Critics wonder why the city has accepted the new recruits – 400 from New York City Teaching Fellows and 100 from Teach for America – to work in shortage areas like special education instead of retraining teachers on the payroll.

“It’s mind-boggling that they’re hiring when I may lose my job,” said Marquis Harrison, 25, who started in the city schools with Teach for America nearly three years ago. (Read more here)

5 Comments leave one →
  1. Frederika permalink
    May 27, 2011 4:58 pm

    It is incredible to me. The lack of connected thought and logic on their side is amazing. The lack of fiscal responsibility is amazing. The lack of compassion, empathy, and goodwill is amazing.
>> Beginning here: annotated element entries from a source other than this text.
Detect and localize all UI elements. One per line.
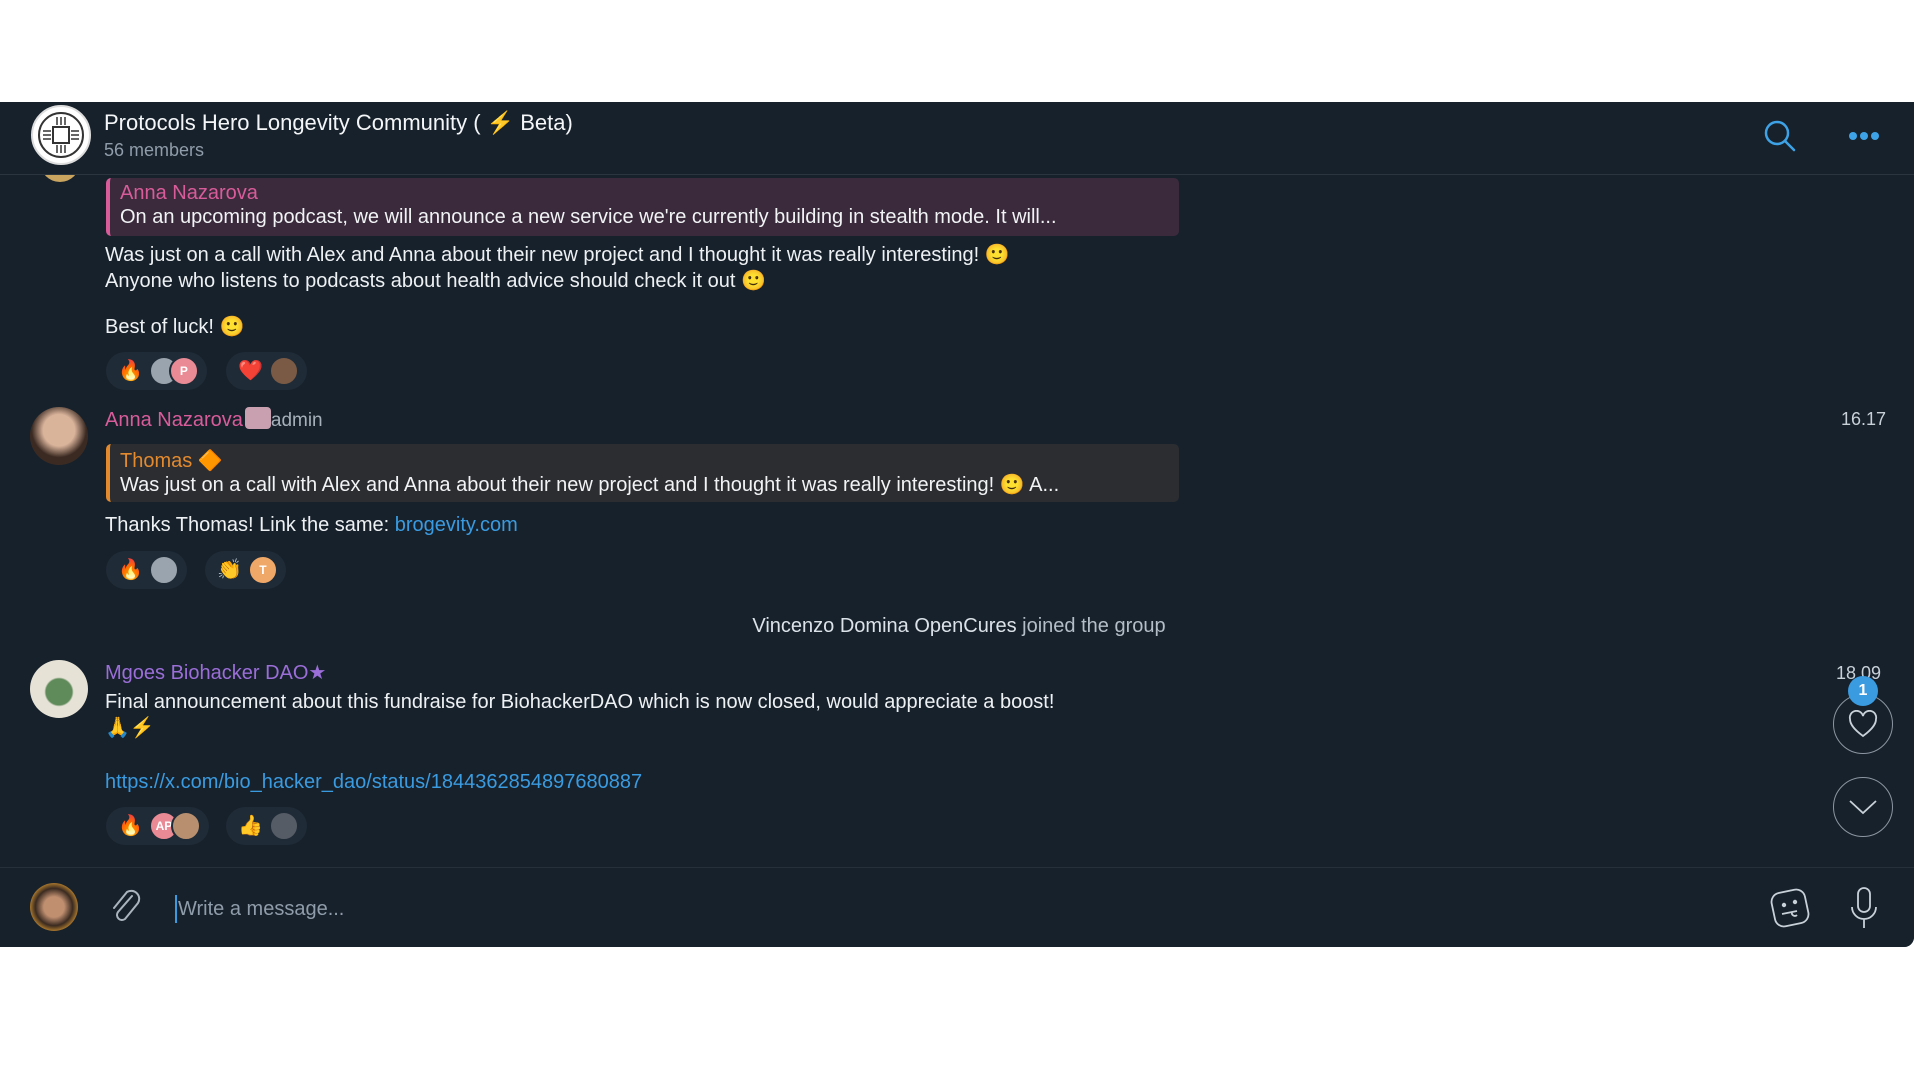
sticker-badge-icon <box>244 407 271 429</box>
message-link[interactable]: brogevity.com <box>395 514 518 536</box>
reply-text: Was just on a call with Alex and Anna ab… <box>120 474 1060 496</box>
placeholder: Write a message... <box>178 898 345 920</box>
reaction-fire[interactable]: 🔥 AP <box>106 807 209 845</box>
sender-line: Anna Nazarova admin <box>105 407 323 432</box>
message-text: Anyone who listens to podcasts about hea… <box>105 270 766 292</box>
more-icon[interactable] <box>1848 128 1880 146</box>
message-text: Was just on a call with Alex and Anna ab… <box>105 244 1010 266</box>
sender-name[interactable]: Anna Nazarova <box>105 409 243 431</box>
avatar-anna[interactable] <box>30 407 88 465</box>
message-text: Thanks Thomas! Link the same: brogevity.… <box>105 512 518 538</box>
service-action: joined the group <box>1016 615 1166 637</box>
reaction-thumbsup[interactable]: 👍 <box>226 807 307 845</box>
chat-window: Protocols Hero Longevity Community ( ⚡ B… <box>0 102 1914 947</box>
chat-header[interactable]: Protocols Hero Longevity Community ( ⚡ B… <box>0 102 1914 175</box>
service-message: Vincenzo Domina OpenCures joined the gro… <box>0 615 1914 638</box>
chevron-down-icon <box>1849 800 1877 815</box>
text: Thanks Thomas! Link the same: <box>105 514 395 536</box>
reply-quote[interactable]: Anna Nazarova On an upcoming podcast, we… <box>106 178 1179 236</box>
reaction-clap[interactable]: 👏 T <box>205 551 286 589</box>
fire-icon: 🔥 <box>118 815 143 837</box>
sender-name[interactable]: Mgoes Biohacker DAO <box>105 662 308 684</box>
reply-quote[interactable]: Thomas 🔶 Was just on a call with Alex an… <box>106 444 1179 502</box>
user-avatar <box>148 555 179 585</box>
message-time: 16.17 <box>1841 409 1887 429</box>
reaction-heart[interactable]: ❤️ <box>226 352 307 390</box>
unread-reactions-badge: 1 <box>1848 676 1878 706</box>
group-avatar[interactable] <box>31 105 91 165</box>
composer: Write a message... <box>0 867 1914 947</box>
reply-text: On an upcoming podcast, we will announce… <box>120 206 1057 228</box>
thumbs-up-icon: 👍 <box>238 815 263 837</box>
joined-user[interactable]: Vincenzo Domina OpenCures <box>752 615 1016 637</box>
user-avatar <box>268 811 299 841</box>
reaction-fire[interactable]: 🔥 P <box>106 352 207 390</box>
star-icon: ★ <box>308 662 327 684</box>
heart-outline-icon <box>1848 710 1878 738</box>
message-text: Final announcement about this fundraise … <box>105 691 1055 713</box>
attach-icon[interactable] <box>108 888 144 933</box>
chat-title: Protocols Hero Longevity Community ( ⚡ B… <box>104 110 573 135</box>
fire-icon: 🔥 <box>118 559 143 581</box>
avatar-mgoes[interactable] <box>30 660 88 718</box>
message-emojis: 🙏⚡ <box>105 717 155 739</box>
user-avatar-t: T <box>247 555 278 585</box>
sender-line: Mgoes Biohacker DAO★ <box>105 660 326 685</box>
search-icon[interactable] <box>1762 118 1798 159</box>
reply-sender: Thomas 🔶 <box>120 450 223 472</box>
admin-badge: admin <box>270 410 323 431</box>
message-text: Best of luck! 🙂 <box>105 316 245 338</box>
user-avatar <box>170 811 201 841</box>
user-avatar-p: P <box>168 356 199 386</box>
clap-icon: 👏 <box>217 559 242 581</box>
reply-sender: Anna Nazarova <box>120 182 258 204</box>
sticker-icon[interactable] <box>1768 886 1812 935</box>
message-link[interactable]: https://x.com/bio_hacker_dao/status/1844… <box>105 769 642 795</box>
heart-icon: ❤️ <box>238 360 263 382</box>
reaction-fire[interactable]: 🔥 <box>106 551 187 589</box>
message-input[interactable]: Write a message... <box>175 895 1675 923</box>
user-avatar <box>268 356 299 386</box>
user-avatar[interactable] <box>30 883 78 931</box>
fire-icon: 🔥 <box>118 360 143 382</box>
member-count[interactable]: 56 members <box>104 140 204 161</box>
microphone-icon[interactable] <box>1848 885 1880 936</box>
scroll-down-button[interactable] <box>1833 777 1893 837</box>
    Not only are they paying “consultants” to recruit these new teachers, but Teach for America corps members cost much, much more than any regular teachers. My district has paid $10,000 per year per corps member above and beyond their regular teacher salaries and regualr teacher benefits as the extra fee just to have TFA in our schools where there has never been a teacher shortage. Six TFA year one = $60,000 in fees. Six additional TFA in year two = $120,000 in fees. Year three will cost us another $60,000 for the second set of six to finish their two-year commitment. The extra money goes to TFA for administrative costs, for corps members additional training, and for a free Master’s degree in Educational Leadership from a local University. Even if they stay in the profession for a few years, it is hardly worth the additional costs. Fully trained, certified, licensed teachers are avaialable to fill these jobs. In NYC, apparently, current staff are available for these jobs. This kind of action is totally unjustifiable.
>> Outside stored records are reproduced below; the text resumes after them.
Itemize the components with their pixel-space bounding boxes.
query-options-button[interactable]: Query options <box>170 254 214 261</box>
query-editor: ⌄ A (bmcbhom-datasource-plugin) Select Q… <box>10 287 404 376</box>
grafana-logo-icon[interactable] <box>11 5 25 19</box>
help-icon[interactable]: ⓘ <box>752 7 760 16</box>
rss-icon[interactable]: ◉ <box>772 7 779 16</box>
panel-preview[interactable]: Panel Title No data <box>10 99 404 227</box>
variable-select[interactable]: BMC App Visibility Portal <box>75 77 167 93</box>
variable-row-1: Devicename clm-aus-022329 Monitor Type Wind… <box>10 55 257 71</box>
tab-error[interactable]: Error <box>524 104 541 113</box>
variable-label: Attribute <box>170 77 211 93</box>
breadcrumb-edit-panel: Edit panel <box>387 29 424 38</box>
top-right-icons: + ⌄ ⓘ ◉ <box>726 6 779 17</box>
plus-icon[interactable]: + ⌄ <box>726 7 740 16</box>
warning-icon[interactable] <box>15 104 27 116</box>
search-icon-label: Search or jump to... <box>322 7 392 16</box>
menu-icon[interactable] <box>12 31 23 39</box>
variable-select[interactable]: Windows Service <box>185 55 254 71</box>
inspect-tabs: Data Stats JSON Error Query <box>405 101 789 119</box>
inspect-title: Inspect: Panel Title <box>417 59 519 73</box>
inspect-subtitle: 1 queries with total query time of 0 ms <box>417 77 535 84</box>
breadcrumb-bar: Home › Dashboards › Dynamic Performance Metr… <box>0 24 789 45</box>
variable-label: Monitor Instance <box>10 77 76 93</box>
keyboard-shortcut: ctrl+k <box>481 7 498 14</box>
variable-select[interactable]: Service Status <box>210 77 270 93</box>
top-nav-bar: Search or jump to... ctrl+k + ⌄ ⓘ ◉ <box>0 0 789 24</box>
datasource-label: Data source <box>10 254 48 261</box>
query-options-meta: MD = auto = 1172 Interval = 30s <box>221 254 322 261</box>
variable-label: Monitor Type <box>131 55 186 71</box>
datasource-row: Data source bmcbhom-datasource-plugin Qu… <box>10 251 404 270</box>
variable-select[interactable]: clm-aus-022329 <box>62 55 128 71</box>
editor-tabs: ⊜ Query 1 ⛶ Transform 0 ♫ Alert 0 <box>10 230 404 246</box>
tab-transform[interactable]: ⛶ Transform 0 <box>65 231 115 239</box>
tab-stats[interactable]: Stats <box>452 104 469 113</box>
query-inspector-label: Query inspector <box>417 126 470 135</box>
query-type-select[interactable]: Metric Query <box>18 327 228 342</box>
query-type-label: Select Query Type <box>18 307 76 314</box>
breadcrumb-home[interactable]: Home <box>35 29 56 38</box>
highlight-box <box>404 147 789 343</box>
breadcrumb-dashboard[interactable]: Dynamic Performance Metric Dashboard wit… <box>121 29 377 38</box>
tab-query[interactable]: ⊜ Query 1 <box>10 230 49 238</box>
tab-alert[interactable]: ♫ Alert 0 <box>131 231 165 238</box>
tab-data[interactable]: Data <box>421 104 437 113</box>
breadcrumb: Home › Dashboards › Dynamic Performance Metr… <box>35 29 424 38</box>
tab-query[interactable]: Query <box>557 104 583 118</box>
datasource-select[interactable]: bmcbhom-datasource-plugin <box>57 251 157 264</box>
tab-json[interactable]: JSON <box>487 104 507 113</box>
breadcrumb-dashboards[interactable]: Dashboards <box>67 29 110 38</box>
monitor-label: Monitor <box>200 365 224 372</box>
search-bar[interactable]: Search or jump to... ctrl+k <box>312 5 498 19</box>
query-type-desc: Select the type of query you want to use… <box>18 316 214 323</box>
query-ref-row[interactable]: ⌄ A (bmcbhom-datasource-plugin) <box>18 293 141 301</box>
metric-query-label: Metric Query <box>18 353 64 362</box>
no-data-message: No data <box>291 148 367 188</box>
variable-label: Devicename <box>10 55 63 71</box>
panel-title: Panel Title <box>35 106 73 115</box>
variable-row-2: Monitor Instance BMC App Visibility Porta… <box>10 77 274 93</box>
  2. Dan Middleman, M. Ed. permalink
    May 27, 2011 6:12 pm

    One of the moron readers of the Daily News left this comment:

    whats wrong with the payscale solution. aren’t teachers working on the public dime? people should be paid what they are worth. quite simply, what you are worth is your replacement cost. your salary should not be based on length of enployment. if your skillsets or responsibilities do not grow, why should your pay????

    This was my response:

    To all of you that spout business rules when talking about how to run a school system, or how to pay teachers, I would say this: Let’s give the brand new “cheap” teachers to your kids. Give my kids the experienced teachers that actually know what they’re doing. It took me four years to get my feet on the ground before I fully understood the art and science of teaching. I’m far more effective now 15 years later. And to the guy that commented on “replacement costs”: Good businesses understand that relationships with clients are important. Pay more for the good employee and your business will reap the benefits. Keep replacing your employees with the newer, cheaper ones and you will find your clients going to your competition. If you really believe in that theory, you must not be a very good employee.

  3. May 30, 2011 8:53 pm

    Doesn’t NYC get “paid” for every TFA person they “hire”? I’ve heard this elsewhere, like CA, that the districts will take TFA even when their own teachers are getting laid off because most or all of the TFA salaries in low-performing schools are paid by the gov’t, so it’s like a free “teacher”. Note the part I put in quotes.

  4. Ken W. permalink
    May 31, 2011 6:45 pm

    It seems pretty clear that they DON’T WANT what the normal world thinks of as good teachers. Presumably this is because they want ignorant people who will do as they are told, people precisely WITHOUT teaching experience, savvy and skill. How else could they get teachers to do some of the stupid stuff corporations want done in the schools?

  5. RSR permalink
    June 1, 2011 11:53 am

    It’s skimming, pure and simple. The half-a-trillion dollar elephant in the room.

    So, after privatizing many aspects of military (logistics, VIP protection, etc) and the prison systems in many states, education is next on the block. There is simply too much money in it for business interests to not move to extract it.